(Via Werner Vogels).Scott Berkun raises the questions - We all know someone that’s intelligent, but who occasionally defends obviously bad ideas. Why does this happen? How can smart people take up positions that defy any reasonable logic? And tries to answer these. The problem with smart people is that they like to be right and sometimes will defend ideas to the death rather than admit they’re wrong. This is bad. Worse, if they got away with it when they were young (say, because they were smarter than their parents, their friends, and their parent’s friends) they’ve probably built an ego around being right, and will therefore defend their perfect record of invented righteousness to the death. Smart people often fall into the trap of preferring to be right even if it’s based in delusion, or results in them, or their loved ones, becoming miserable. Until they come face to face with someone who is tenacious enough to dissect their logic, and resilient enough to endure the thinly veiled intellectual abuse they dish out during debate (e.g. “You don’t really think that do you?” or “Well if you knew the rule/law/corollary you wouldn’t say such things”), they’re never forced to question their ability to defend bad ideas. Opportunities for this are rare: a new boss, a new co-worker, a new spouse.

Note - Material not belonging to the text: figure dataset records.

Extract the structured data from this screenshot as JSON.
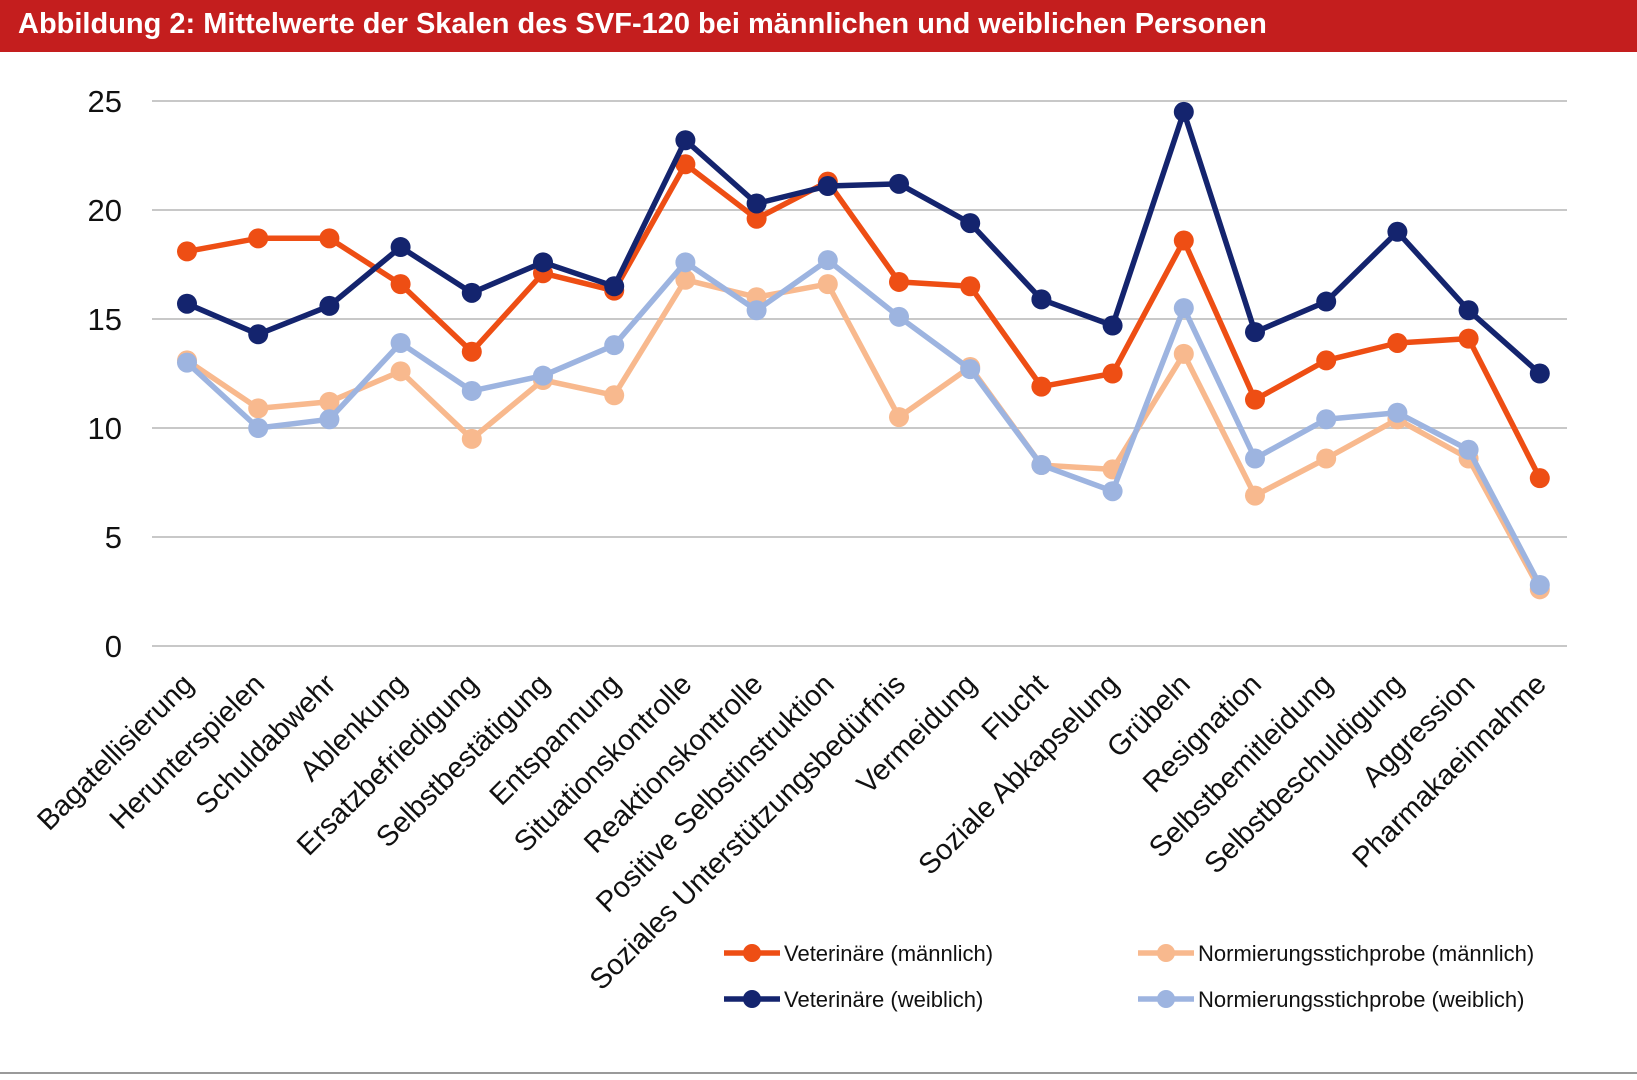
{
  "header": {
    "title": "Abbildung 2: Mittelwerte der Skalen des SVF-120 bei männlichen und weiblichen Personen"
  },
  "colors": {
    "title_bar": "#c41e1e",
    "title_text": "#ffffff",
    "grid": "#c8c8c8",
    "tick_text": "#111111"
  },
  "chart_data": {
    "type": "line",
    "title": "Abbildung 2: Mittelwerte der Skalen des SVF-120 bei männlichen und weiblichen Personen",
    "xlabel": "",
    "ylabel": "",
    "ylim": [
      0,
      25
    ],
    "yticks": [
      0,
      5,
      10,
      15,
      20,
      25
    ],
    "grid": true,
    "legend_position": "bottom-right",
    "categories": [
      "Bagatellisierung",
      "Herunterspielen",
      "Schuldabwehr",
      "Ablenkung",
      "Ersatzbefriedigung",
      "Selbstbestätigung",
      "Entspannung",
      "Situationskontrolle",
      "Reaktionskontrolle",
      "Positive Selbstinstruktion",
      "Soziales Unterstützungsbedürfnis",
      "Vermeidung",
      "Flucht",
      "Soziale Abkapselung",
      "Grübeln",
      "Resignation",
      "Selbstbemitleidung",
      "Selbstbeschuldigung",
      "Aggression",
      "Pharmakaeinnahme"
    ],
    "series": [
      {
        "name": "Normierungsstichprobe (männlich)",
        "color": "#f8b98e",
        "values": [
          13.1,
          10.9,
          11.2,
          12.6,
          9.5,
          12.2,
          11.5,
          16.8,
          16.0,
          16.6,
          10.5,
          12.8,
          8.3,
          8.1,
          13.4,
          6.9,
          8.6,
          10.4,
          8.6,
          2.6
        ]
      },
      {
        "name": "Normierungsstichprobe (weiblich)",
        "color": "#9db4e0",
        "values": [
          13.0,
          10.0,
          10.4,
          13.9,
          11.7,
          12.4,
          13.8,
          17.6,
          15.4,
          17.7,
          15.1,
          12.7,
          8.3,
          7.1,
          15.5,
          8.6,
          10.4,
          10.7,
          9.0,
          2.8
        ]
      },
      {
        "name": "Veterinäre (männlich)",
        "color": "#ee4e14",
        "values": [
          18.1,
          18.7,
          18.7,
          16.6,
          13.5,
          17.1,
          16.3,
          22.1,
          19.6,
          21.3,
          16.7,
          16.5,
          11.9,
          12.5,
          18.6,
          11.3,
          13.1,
          13.9,
          14.1,
          7.7
        ]
      },
      {
        "name": "Veterinäre (weiblich)",
        "color": "#14246e",
        "values": [
          15.7,
          14.3,
          15.6,
          18.3,
          16.2,
          17.6,
          16.5,
          23.2,
          20.3,
          21.1,
          21.2,
          19.4,
          15.9,
          14.7,
          24.5,
          14.4,
          15.8,
          19.0,
          15.4,
          12.5
        ]
      }
    ],
    "legend": [
      {
        "label": "Veterinäre (männlich)",
        "color": "#ee4e14"
      },
      {
        "label": "Normierungsstichprobe (männlich)",
        "color": "#f8b98e"
      },
      {
        "label": "Veterinäre (weiblich)",
        "color": "#14246e"
      },
      {
        "label": "Normierungsstichprobe (weiblich)",
        "color": "#9db4e0"
      }
    ]
  }
}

That said, the more homogeneous a group of people are in their thinking, the narrower the range of ideas that the group will openly consider. The more open minded, creative, and courageous, a group is, the wider the pool of ideas they’ll be capable of exploring. Some teams of people look to focus groups, consultancies, and research methods to bring in outside ideas, but this rarely improves the quality of thinking in the group itself. Those outside ideas, however bold or original, are at the mercy of the diversity of thought within the group itself. If the group, as a collective, is only capable of approving B level work, it doesn’t matter how many A level ideas you bring to it. Focus groups or other outside sources of information can not give a team, or its leaders, a soul. A bland homogeneous team of people has no real opinions, because it consists of people with same backgrounds, outlooks, and experiences who will only feel comfortable discussing the safe ideas that fit into those constraints. If you want your smart people to be as smart as possible, seek a diversity of ideas. Find people with different experiences, opinions, backgrounds, weights, heights, races, facial hair styles, colors, past-times, favorite items of clothing, philosophies, and beliefs. Unify them around the results you want, not the means or approaches they are expected to use. It’s the only way to guarantee that the best ideas from your smartest people will be received openly by the people around them. On your own, avoid homogenous books, films, music, food, sex, media and people. Until recently in human history, life was much less predictable and we were forced to encounter things not always of our own choosing. We are capable of more interesting and creative lives than our modern cultures often provide for us.
- Smart people can follow stupid leaders (seeking praise or promotion)
- Smart people may follow their anger into stupid places
- They may be trained or educated into stupidity
- Smart people can inherit bad ideas from their parents under the guise of tradition
The reason for this is simple. Smart people, or at least those whose brains have good first gears, use their speed in thought to overpower others. They’ll jump between assumptions quickly, throwing out jargon, bits of logic, or rules of thumb at a rate of fire fast enough to cause most people to become rattled, and give in. When that doesn’t work, the arrogant or the pompous will throw in some belittlement and use whatever snide or manipulative tactics they have at their disposal to further.